Gaddafi's eventual defeat, capture and grisly murder brought no fresh doubts about the certainty of the guilt of Megrahi, who was simply called the "Lockerbie bomber." Few eyebrows were raised even when British authorities released Libya's former intelligence chief Moussa Koussa after asking him some Lockerbie questions.

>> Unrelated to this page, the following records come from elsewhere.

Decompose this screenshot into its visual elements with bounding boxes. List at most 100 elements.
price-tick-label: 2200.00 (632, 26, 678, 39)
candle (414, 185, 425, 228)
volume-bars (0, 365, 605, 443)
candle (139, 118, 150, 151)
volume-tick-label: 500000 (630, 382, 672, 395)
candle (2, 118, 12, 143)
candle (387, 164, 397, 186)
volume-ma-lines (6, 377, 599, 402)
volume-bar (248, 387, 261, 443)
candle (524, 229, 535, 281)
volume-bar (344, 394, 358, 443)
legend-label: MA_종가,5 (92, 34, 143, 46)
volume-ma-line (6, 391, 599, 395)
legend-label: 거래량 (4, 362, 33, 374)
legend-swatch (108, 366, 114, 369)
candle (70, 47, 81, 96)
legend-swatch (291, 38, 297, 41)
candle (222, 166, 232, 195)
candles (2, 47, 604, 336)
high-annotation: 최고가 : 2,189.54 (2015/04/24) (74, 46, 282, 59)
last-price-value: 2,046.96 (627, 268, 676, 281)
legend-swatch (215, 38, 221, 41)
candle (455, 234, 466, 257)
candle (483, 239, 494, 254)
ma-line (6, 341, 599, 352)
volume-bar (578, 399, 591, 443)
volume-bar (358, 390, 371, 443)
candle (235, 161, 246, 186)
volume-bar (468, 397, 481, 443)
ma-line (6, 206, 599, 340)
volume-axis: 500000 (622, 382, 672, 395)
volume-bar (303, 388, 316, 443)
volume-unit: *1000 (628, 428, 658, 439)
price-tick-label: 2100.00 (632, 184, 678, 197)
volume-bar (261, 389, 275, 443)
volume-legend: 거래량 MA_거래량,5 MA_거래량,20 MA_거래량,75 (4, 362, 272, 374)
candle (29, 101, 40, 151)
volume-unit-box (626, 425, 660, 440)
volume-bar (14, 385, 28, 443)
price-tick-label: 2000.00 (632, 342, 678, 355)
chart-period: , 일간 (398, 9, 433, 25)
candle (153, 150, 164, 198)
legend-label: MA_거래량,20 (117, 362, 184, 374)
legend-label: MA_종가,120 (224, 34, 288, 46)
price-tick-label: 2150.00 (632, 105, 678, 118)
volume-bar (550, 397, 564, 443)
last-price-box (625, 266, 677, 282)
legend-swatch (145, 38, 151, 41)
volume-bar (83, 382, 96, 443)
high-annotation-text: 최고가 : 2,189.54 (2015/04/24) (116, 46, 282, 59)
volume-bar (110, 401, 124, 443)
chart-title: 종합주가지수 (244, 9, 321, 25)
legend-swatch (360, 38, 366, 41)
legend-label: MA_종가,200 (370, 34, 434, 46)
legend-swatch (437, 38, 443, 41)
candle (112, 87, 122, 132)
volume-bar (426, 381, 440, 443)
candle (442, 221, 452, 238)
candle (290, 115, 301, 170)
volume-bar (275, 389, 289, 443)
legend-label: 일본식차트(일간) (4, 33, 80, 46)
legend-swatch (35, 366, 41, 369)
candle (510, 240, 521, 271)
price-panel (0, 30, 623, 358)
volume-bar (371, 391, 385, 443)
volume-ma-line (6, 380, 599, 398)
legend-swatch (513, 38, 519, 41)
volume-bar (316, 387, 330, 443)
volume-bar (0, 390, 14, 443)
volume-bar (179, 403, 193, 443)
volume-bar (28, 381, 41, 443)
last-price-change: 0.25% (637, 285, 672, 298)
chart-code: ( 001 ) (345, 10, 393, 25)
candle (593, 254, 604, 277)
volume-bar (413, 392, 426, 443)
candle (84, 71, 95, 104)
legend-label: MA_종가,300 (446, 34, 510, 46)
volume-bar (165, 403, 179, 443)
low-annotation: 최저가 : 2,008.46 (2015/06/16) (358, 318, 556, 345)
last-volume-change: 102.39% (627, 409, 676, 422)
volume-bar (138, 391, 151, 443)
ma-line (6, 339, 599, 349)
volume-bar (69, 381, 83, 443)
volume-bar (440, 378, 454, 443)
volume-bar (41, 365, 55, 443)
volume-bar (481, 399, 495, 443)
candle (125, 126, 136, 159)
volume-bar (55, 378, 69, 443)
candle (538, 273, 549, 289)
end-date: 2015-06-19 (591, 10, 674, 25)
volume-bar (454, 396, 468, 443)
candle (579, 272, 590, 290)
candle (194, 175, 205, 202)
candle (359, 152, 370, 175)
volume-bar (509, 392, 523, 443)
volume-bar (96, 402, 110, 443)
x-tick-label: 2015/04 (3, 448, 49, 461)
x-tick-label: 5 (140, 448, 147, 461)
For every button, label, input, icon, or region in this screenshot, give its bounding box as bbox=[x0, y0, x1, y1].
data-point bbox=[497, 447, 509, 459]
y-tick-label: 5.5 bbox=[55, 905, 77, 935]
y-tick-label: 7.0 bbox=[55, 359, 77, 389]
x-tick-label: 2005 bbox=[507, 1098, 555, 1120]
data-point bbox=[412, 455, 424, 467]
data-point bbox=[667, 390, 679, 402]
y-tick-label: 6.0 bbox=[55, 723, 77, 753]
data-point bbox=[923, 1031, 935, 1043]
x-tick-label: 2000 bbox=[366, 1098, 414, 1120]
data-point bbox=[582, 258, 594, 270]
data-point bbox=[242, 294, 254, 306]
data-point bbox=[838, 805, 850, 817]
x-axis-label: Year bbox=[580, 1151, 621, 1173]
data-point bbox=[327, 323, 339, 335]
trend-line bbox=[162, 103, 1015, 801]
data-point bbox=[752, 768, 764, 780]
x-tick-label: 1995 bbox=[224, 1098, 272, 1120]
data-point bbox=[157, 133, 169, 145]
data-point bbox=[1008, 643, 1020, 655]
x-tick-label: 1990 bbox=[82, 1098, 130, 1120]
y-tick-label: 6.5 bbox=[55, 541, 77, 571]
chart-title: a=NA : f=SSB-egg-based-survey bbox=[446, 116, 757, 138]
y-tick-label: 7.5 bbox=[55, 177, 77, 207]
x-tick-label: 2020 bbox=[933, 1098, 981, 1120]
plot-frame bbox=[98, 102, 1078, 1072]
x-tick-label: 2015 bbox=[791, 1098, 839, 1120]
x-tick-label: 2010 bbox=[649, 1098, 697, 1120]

Scotland Yard also apparently failed to notice the dog not barking when the new pro-Western Libyan government took power and released no confirmation that Gaddafi's government indeed had sponsored the 1988 attack. After Gaddafi's overthrow and death, the Lockerbie issue just disappeared from the news.
A Surprising Obit
So, readers of the New York Times' obituary page might have been surprised Monday if they read deep into Megrahi's obit and discovered this summary of the case:
"The enigmatic Mr. Megrahi had been the central figure of the case for decades, reviled as a terrorist but defended by many Libyans, and even some world leaders, as a victim of injustice whose trial, 12 years after the bombing, had been riddled with political overtones, memory gaps and flawed evidence."
If you read even further, you would find this more detailed examination of the evidence:
"Investigators, while they had no direct proof, believed that the suitcase with the bomb had been fitted with routing tags for baggage handlers, put on a plane at Malta and flown to Frankfurt, where it was loaded onto a Boeing 727 feeder flight that connected to Flight 103 at London, then transferred to the doomed jetliner.
"After a three-year investigation, Mr. Megrahi and Al-Amin Khalifa Fhimah, the Libyan airline station manager in Malta, were indicted on mass murder charges in 1991. Libya refused to extradite them, and the United Nations imposed eight years of sanctions that cost Libya $30 billion. ...
"Negotiations led by former President Nelson Mandela of South Africa produced a compromise in 1999: the suspects' surrender, and a trial by Scottish judges in the Netherlands.
"The trial lasted 85 days. None of the witnesses connected the suspects directly to the bomb. But one, Tony Gauci, the Maltese shopkeeper who sold the clothing that forensic experts had linked to the bomb, identified Mr. Megrahi as the buyer, although Mr. Gauci seemed doubtful and had picked others in photo displays.
"The bomb's timer was traced to a Zurich manufacturer, Mebo, whose owner, Edwin Bollier, testified that such devices had been sold to Libya. A fragment from the crash site was identified by a Mebo employee, Ulrich Lumpert.
"Neither defendant testified. But a turncoat Libyan agent testified that plastic explosives had been stored in Mr. Fhimah's desk in Malta, that Mr. Megrahi had brought a brown suitcase, and that both men were at the Malta airport on the day the bomb was sent on its way.